DESPITE some hesitation in the South East livestock sector, lamb producers and agents seem mostly upbeat in their support for the proposed sale of Bordertown's Tatiara Meat Company to Swift Australia.
The deal, which is still subject to Australian Competition & Consumer Council approval, followed weeks of speculation about the future of Australia's largest exporter of chilled lamb under its present owners Vion Food Group, based in the Netherlands.
Hopes are that it will be 'business as usual' if the sale proceeds, and that JB Swift's economies of scale as the world's largest meat processor will assist producers to ride-out the high $A and diversify into other export and domestic markets.
The only major concerns are that the sale takes another competitor out of Australia's meat processing industry and that further rationalisation may lead to a monopoly of export lamb processors.
JB Swift's Australian arm owns 10 processing plants and has a total daily slaughter capacity of 8555 cattle and 24,500 smalls (sheep, pigs and calves), employing a workforce exceeding 7500 people.

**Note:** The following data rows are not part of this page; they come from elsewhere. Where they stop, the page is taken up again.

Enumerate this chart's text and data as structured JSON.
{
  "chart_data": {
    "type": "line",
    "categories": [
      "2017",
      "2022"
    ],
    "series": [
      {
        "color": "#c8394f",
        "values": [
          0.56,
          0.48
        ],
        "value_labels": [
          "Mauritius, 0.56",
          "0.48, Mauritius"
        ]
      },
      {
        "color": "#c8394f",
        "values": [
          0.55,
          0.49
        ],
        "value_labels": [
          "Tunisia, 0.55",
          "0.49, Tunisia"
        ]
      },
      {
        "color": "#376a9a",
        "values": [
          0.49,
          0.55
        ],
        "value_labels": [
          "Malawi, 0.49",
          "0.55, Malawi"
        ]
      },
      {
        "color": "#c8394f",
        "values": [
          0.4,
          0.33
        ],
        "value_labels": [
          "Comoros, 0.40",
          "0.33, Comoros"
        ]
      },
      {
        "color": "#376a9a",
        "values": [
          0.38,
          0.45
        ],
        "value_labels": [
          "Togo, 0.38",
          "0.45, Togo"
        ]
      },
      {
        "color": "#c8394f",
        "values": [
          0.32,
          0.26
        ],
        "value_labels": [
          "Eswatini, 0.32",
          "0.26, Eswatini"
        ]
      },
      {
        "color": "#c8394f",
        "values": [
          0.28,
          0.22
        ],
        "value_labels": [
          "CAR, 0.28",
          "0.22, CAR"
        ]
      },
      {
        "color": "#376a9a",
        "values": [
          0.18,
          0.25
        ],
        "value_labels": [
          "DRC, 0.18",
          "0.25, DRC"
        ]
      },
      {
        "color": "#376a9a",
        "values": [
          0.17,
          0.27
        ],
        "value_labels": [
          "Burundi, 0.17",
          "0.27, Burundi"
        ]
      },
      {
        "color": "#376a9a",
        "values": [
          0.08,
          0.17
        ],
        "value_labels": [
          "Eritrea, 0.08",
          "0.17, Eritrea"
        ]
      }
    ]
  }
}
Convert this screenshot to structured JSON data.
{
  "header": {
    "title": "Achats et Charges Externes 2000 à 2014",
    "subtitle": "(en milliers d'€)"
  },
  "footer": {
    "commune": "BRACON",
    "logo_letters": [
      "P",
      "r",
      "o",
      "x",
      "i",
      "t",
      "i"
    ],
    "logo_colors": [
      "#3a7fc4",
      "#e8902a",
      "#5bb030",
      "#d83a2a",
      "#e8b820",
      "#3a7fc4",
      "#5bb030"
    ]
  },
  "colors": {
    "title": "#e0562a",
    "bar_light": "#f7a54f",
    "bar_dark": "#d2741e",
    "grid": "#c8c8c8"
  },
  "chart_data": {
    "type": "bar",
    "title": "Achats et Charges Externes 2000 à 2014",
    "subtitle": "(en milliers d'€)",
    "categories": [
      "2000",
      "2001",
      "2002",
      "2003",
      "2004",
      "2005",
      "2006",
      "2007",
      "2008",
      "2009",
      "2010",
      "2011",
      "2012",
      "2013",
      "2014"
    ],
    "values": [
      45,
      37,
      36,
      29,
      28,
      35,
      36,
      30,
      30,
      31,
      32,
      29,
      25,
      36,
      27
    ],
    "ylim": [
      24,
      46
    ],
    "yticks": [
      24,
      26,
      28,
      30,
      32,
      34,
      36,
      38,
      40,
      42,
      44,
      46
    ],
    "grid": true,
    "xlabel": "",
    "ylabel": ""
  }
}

Lamb prices sitting above $4 a kilogram for much of the year because of strong demand and a supply shortage are likely to have put considerable financial pressure on TMC, and industry leaders are now calling for producers to grow the nation's sheep flock to more sustainable levels.
But processors also need to send strong price signals along with more forward contracting and deliver more feedback along the supply chain.
SA Lamb Development Team chairman Glen Tilley said a strong and viable processing sector was needed to drive the market and progress the lamb industry.
"We are fortunate in SA to have two strong lamb processing businesses ? Swift would not be looking at a business which they did not see had the potential to grow," he said.
With high ewe-replacement costs and the large monetary outlay to buy-in lambs, there was a need for processors to issue more forward contracts to provide certainty to lamb producers.
"Processors are looking for security of supply, so it is in their interests to contract more," he said.
Producers could not afford to become complacent in these times of high lamb prices, and needed to focus on keeping their cost of production low.
It was really only in the past 12 months that specialist lamb producers had become profitable, with labour, freight, feed and shearing costs all going up.
"If you are producing lambs off grass and straight off their mothers then $3.80/kg is probably good money, but if you are shearing lambs with the extra management you might be looking for $4.20/kg," he said.
Bordertown stud sheep breeder Ian Pfeiffer said the first-class technology in TMC's slaughter and boning rooms would be a strong incentive for Swift to continue operating at Bordertown.
He said local lamb producers would gain an advantage, because Swift would focus on sourcing lambs across South Australia and western Victoria for its Bordertown plant and continue to buy interstate lambs for its other processing facilities.